For real-life, on-the-road reviews, you have to go to the people. Minivans are, in particular, a people’s car, enlisted for tough duty in the trenches of day-to-day America. You have to build ’em tough to stand up to the rigors of the carpool and the playdate set. Carpets have to withstand ground-in Cheerios, and cupholders take on the candy-stained fingers of rough toddlers. It helps if the van can steer itself, since the driver is likely to be distracted by the antics of his multiple passengers.

My van this week is a Mazda MPV, which was given more power in the form of a 3-liter, 170-horsepower V-6 engine for 2002. I’ve always felt that the MPV had a certain elevated sensibility among the minivans, which is just as well because Mazda means "wisdom" or "wise" in the Zarathustrian religion.

Coupled with a five-speed automatic, the added power means a certain highway zip and fuel economy of 18/24. The ride and handling are also better, with improvements to the rear stabilizer, front springs and overall body stiffness. Also new is an eight-way power-driver’s seat and audio controls on the steering wheel. The latter I repeatedly fouled when making turns, subjecting me to blasting Aerosmith while trying to yell at my kids.

For what it’s worth, I liked the MPV’s automatic rear door controls, which a child could (and did) operate safely. The MPV does indeed handle reasonably well, without wallowing as many larger minivans and most SUVs do. The controls were reasonably well laid-out and there was very good storage for odds and ends, and a very handy third seat that folds flat. As tested with all the options, it came to $29,087, which seems a bit steep but within today’s minivan range.

So that’s what I think. What about the MPV’s owners? On MSN’s Carpoint reader’s service, the average overall rating was an impressive 9.6 out of 10, with styling, performance and quality all receiving high marks, and a strong vote (9.1) for the interior as well. The most dissatisfied customer was a Canadian who gave his van a 5.8, claiming the quality was poor, that a transmission control unit went bad at around 3,000 miles, and that the driver’s seat frame was not secured — a problem he said also existed on the other MPVs on the dealer’s lot.

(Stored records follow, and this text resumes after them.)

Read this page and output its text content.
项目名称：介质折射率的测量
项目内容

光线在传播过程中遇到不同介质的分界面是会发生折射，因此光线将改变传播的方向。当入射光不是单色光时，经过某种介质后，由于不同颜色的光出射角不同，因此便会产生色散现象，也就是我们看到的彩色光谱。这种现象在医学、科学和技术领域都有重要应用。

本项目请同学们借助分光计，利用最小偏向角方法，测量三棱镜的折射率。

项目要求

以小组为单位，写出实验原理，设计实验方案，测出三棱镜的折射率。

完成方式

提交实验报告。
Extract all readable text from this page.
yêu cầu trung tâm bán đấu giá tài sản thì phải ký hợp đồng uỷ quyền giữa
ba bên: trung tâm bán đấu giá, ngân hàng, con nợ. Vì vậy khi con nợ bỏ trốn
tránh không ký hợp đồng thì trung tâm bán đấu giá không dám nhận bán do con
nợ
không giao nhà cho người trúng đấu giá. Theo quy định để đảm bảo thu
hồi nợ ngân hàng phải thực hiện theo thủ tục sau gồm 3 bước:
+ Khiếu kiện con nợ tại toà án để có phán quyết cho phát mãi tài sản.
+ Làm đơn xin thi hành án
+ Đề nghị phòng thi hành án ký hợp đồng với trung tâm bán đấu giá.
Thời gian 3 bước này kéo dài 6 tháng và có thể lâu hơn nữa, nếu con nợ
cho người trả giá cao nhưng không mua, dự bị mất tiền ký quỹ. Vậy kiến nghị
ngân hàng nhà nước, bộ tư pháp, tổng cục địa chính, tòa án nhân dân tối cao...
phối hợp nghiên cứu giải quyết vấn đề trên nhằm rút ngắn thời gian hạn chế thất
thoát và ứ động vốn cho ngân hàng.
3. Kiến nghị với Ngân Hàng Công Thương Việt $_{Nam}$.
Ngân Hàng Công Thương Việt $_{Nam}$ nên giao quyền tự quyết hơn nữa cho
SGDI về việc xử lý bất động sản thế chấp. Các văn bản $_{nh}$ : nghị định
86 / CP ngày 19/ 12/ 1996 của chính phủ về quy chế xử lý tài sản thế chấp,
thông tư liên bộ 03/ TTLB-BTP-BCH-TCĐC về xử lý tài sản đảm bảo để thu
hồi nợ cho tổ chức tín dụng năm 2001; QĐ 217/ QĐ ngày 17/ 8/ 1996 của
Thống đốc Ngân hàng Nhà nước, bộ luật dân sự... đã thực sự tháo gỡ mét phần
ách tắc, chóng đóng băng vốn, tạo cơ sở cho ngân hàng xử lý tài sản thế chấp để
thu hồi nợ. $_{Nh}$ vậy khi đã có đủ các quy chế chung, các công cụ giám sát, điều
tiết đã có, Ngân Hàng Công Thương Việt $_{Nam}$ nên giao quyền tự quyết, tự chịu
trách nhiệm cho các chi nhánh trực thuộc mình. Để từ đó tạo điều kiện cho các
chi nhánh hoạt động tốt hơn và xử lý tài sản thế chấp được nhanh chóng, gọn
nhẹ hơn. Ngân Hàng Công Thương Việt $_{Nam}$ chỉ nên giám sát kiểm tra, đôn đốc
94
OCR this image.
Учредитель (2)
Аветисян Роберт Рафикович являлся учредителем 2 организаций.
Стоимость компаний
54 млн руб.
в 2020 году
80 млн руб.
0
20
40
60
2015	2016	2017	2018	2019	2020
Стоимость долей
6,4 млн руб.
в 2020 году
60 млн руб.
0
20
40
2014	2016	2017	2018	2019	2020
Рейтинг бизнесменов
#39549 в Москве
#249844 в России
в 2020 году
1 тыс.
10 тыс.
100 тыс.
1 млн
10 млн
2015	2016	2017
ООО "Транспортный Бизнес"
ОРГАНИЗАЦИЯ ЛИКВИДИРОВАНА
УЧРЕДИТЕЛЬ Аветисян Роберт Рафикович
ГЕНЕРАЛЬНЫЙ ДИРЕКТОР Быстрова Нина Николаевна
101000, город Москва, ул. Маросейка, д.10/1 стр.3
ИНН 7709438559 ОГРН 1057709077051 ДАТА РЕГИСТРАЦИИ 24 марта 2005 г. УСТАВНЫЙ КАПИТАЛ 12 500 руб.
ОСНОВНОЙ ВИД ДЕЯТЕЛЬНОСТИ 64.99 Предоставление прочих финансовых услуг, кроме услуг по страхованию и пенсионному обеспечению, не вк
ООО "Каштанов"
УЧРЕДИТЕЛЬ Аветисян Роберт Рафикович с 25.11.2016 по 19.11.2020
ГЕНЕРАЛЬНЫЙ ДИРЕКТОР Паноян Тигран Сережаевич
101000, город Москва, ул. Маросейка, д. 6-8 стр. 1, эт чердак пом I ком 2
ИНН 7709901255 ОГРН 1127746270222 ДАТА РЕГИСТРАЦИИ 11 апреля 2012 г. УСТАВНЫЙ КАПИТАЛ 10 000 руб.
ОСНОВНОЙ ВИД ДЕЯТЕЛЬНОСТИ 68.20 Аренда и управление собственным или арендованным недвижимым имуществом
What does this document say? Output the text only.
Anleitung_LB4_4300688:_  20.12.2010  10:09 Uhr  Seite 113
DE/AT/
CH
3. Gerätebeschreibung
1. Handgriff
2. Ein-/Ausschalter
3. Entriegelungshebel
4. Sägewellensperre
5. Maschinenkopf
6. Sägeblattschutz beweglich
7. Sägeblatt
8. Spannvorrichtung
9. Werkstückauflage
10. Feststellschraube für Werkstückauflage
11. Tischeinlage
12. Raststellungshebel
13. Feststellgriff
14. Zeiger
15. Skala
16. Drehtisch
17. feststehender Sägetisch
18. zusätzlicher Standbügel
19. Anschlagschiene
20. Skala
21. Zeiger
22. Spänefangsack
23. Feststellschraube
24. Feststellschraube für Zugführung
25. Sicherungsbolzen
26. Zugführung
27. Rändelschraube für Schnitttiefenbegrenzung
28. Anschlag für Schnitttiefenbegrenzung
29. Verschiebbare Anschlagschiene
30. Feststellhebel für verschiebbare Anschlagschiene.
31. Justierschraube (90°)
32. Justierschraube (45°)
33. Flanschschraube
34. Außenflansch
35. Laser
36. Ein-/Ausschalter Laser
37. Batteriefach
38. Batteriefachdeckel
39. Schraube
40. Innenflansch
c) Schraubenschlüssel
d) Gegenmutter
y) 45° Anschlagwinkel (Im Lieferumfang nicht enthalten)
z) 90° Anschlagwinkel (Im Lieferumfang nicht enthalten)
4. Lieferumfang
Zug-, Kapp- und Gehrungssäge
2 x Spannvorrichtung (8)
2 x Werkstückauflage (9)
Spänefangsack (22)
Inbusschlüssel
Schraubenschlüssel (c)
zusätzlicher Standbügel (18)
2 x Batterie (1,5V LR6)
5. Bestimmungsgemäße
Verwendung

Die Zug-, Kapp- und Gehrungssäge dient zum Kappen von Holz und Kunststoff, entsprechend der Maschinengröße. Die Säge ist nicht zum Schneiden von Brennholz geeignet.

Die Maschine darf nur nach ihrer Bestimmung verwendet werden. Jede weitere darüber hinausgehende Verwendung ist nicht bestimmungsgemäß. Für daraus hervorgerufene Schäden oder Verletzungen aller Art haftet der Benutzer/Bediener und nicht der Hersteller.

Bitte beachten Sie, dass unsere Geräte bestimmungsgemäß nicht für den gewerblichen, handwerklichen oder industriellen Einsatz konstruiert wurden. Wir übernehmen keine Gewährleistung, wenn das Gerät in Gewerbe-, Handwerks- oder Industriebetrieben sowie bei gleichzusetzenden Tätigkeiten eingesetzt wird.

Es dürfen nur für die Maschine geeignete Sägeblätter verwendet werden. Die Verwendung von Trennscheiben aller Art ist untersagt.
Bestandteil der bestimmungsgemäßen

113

All the same, he reported an "enjoyable" driving experience. "Hopefully, there will be no more problems from now on," he said.

But MG from Boise, Idaho, loves the handling and acceleration, complaining only about the lack of sound insulation (something I also noticed; the wind noise is particularly bad with the windows even part-way down). "The best bang for the buck," says MG.

At Epinions.com, BrainCam praised the fact that the rear side windows go down (agreed) and the smaller size compared to other minivans. Mkaresh, who’s expecting child number three, is just thinking about buying an MPV. In her current car, it’s getting awfully "tight" in that back seat, what with a toddler seat, a booster seat and now an infant seat, all in one row. But she wants to know, "Can a minivan have ‘zoom zoom?’"

And then there’s 2buzy, who loves her MPV, giving it five stars and praising its changeable rows of seats and, again, the lowering rear windows. She thinks the gas mileage should be better, however.

So the people speak. And I mostly agree with them, too. Minivans work for families. Despite the "soccer mom" image, they offer form, function and more room than station wagons or SUVs.